Thursday, March 31, 2011

IBM Speech

I learned to program FORTRAN on one of these.  Yes, I am that old....


You might be interested in reading this link, from a February speech given by the CEO of IBM at Johns Hopkins University:
"Of the top 25 industrial corporations in the United States in 1900… only two remained on that list by 1961 - one of those because it had absorbed six others from the original list.
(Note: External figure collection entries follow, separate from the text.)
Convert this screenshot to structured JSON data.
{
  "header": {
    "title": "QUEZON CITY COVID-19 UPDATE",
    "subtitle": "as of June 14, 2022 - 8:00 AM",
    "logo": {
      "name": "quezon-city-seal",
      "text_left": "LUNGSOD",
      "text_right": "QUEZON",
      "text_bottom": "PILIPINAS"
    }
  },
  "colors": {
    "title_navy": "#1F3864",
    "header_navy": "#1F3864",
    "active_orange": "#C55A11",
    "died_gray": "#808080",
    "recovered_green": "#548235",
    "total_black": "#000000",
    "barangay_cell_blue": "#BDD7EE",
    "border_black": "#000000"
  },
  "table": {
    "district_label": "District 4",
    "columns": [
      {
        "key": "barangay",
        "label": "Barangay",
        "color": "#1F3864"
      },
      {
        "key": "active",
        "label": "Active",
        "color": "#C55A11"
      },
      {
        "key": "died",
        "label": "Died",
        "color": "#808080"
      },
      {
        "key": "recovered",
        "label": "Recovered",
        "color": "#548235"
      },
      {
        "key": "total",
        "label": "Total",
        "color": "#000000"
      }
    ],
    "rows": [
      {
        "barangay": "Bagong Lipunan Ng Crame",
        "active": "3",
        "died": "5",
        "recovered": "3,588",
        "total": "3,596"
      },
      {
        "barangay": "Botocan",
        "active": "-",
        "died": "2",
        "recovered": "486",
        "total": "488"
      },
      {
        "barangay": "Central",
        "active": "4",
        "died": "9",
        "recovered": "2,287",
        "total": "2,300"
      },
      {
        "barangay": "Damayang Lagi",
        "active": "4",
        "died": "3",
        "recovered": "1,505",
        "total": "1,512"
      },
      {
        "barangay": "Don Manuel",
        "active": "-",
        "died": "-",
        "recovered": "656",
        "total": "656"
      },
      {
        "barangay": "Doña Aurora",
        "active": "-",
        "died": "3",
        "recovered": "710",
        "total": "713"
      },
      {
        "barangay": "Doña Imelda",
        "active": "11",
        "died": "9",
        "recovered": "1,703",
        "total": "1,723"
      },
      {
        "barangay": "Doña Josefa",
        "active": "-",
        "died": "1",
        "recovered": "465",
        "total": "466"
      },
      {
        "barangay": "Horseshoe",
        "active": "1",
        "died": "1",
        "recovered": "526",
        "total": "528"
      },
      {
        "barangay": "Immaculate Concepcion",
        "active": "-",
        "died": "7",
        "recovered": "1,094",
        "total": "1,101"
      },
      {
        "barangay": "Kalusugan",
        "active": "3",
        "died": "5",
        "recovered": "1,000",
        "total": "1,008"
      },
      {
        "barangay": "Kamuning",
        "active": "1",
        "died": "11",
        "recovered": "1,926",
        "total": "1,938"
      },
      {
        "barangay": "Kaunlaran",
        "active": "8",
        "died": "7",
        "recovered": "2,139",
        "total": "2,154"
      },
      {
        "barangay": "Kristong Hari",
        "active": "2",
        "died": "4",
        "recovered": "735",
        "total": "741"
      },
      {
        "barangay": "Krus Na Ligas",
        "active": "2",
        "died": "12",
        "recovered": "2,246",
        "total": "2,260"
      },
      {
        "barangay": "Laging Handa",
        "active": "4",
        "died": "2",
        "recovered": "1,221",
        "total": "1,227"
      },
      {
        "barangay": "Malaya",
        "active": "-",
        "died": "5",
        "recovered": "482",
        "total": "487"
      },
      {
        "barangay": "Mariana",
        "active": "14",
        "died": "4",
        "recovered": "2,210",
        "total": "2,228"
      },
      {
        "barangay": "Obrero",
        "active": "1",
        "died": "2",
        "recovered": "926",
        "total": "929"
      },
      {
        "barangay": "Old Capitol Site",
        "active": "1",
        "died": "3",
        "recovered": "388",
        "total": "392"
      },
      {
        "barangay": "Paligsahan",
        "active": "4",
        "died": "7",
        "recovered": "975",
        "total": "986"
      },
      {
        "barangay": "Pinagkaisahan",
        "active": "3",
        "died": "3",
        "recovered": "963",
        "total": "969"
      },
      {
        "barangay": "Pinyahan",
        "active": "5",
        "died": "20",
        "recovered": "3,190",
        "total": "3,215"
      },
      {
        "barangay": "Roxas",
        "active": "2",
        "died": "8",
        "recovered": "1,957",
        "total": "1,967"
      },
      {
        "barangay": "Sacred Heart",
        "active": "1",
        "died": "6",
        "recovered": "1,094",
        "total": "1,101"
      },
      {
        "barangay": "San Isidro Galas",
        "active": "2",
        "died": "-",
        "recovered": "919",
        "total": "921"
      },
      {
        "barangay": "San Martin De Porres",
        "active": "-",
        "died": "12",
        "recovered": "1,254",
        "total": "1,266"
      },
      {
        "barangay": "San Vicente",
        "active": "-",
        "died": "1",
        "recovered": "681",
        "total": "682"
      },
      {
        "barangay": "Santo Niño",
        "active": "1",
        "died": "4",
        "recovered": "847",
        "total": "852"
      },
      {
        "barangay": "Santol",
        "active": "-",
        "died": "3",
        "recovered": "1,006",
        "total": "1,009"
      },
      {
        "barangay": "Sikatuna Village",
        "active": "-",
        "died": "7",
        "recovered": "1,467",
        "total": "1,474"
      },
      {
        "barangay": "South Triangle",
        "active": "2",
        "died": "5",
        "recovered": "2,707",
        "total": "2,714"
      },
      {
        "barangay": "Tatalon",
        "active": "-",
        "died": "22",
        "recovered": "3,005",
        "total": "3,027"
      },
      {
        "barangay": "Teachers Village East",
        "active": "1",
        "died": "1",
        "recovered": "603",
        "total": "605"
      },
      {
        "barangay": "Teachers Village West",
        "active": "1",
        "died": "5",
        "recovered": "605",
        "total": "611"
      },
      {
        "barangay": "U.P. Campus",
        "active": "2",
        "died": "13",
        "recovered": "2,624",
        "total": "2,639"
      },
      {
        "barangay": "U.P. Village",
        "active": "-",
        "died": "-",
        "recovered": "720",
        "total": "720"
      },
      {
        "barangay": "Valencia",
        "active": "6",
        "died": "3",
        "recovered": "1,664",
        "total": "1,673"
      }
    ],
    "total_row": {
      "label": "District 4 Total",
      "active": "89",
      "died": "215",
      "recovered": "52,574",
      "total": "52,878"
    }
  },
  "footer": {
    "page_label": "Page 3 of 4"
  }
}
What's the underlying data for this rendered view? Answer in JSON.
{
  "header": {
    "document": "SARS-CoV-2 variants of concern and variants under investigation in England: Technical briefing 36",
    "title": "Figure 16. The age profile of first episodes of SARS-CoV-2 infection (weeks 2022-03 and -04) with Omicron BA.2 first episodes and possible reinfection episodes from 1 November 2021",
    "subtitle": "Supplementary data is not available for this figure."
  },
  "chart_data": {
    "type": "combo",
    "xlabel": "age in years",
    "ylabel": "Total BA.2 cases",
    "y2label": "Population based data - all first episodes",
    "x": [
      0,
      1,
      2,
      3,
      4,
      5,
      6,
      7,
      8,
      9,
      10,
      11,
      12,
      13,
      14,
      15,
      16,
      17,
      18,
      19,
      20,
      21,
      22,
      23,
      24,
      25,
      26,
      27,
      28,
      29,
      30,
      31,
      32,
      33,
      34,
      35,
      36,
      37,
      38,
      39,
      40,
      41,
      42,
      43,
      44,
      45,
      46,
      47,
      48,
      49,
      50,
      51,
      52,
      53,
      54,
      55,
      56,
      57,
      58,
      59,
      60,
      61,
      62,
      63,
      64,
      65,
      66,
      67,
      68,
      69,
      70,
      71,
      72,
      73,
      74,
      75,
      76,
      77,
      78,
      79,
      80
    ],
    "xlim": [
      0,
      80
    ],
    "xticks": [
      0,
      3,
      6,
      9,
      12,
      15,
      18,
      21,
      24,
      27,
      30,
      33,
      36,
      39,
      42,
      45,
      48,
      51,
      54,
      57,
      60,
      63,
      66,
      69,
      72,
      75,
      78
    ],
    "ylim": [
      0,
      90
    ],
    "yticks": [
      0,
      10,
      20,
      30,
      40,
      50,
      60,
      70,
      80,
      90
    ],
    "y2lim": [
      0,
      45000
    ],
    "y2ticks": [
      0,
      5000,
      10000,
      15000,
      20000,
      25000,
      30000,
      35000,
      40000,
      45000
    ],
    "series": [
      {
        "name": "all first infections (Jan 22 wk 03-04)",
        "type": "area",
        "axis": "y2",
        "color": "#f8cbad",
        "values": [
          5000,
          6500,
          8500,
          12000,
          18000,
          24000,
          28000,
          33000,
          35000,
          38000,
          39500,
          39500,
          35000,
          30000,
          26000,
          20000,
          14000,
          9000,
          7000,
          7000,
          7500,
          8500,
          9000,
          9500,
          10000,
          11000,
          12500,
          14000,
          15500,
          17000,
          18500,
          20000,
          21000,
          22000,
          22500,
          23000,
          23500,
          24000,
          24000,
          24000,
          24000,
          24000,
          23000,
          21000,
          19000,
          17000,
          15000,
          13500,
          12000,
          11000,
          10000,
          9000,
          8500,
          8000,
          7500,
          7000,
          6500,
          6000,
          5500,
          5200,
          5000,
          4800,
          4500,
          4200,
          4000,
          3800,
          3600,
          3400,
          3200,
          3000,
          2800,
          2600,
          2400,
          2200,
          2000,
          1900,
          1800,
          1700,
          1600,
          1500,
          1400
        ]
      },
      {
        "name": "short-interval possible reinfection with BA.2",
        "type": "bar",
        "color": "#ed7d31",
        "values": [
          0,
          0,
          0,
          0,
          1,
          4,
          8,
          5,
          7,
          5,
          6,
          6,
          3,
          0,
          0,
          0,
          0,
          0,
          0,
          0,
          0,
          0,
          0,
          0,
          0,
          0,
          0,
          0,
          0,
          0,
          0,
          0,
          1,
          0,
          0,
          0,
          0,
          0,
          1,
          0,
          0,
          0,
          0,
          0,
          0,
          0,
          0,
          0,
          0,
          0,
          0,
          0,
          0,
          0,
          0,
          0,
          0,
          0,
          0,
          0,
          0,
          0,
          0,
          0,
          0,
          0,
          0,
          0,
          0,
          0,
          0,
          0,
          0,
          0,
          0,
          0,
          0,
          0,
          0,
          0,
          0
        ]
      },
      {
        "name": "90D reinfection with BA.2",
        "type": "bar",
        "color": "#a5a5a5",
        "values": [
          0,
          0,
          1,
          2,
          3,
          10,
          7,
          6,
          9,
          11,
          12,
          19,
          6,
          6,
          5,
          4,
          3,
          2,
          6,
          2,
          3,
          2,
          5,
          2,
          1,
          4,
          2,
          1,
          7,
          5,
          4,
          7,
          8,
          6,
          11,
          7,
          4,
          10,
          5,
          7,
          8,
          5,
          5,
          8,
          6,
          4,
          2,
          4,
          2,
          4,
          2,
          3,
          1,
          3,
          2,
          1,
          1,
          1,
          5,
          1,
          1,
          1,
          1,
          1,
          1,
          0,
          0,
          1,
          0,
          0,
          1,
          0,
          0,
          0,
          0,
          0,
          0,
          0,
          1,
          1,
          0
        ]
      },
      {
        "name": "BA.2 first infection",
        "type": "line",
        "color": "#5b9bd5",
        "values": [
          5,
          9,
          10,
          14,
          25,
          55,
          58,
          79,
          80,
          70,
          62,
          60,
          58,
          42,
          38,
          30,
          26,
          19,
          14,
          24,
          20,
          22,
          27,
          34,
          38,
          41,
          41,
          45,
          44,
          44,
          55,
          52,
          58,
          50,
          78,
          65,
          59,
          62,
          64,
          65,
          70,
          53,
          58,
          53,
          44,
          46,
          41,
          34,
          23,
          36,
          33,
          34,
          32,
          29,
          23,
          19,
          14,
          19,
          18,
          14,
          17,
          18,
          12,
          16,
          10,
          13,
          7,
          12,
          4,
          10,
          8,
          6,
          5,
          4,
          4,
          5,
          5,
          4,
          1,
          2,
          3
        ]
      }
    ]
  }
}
Two companies had disappeared, and the remaining 15 had slipped far behind.

Now, here we are, 50 years later... of the top 25 companies on the Fortune 500 [in 1961]… only four remained in 2010."
This is a fascinating statistic for those of you who want to be stock-pickers, particularly those who want to buy high-tech stocks that pay no dividends.  What this reminds us is that most companies, no matter how wildly successful, end up fading from view, over time, due to market changes.

IBM itself, was once viewed as a unstoppable juggernaut that only intervention by the Government - in the form of an anti-trust suit - could contain.  IBM used monopoly practice more than sheer technology to gain market share.  Often, this meant that second-rate or obsolete technology (punch cards, for example) were perpetuated long after they became obsolete.

Today, the juggernaut is Microsoft, and the Government has tried to rein them in with an anti-trust suit as well.  What does this say about the Future of Microsoft?

Of course, IBM soldiers on, but as a markedly different company than the punchcard-and-mainframe people they once were.  In fact, chances are, you don't really know what IBM does today to make a living.  Something having to do with computers - but they don't actually make them anymore.
 
It is an interesting speech for other reasons - for example, how he glosses over the fascinating and sometimes dark history of IBM, and its founder, who left National Cash Register ("the cash") to found a company that at times has been rather ruthless in terms of competition.  I would highly recommend IBM and the Holocaust if you are interested in the history of IBM - it is a good read.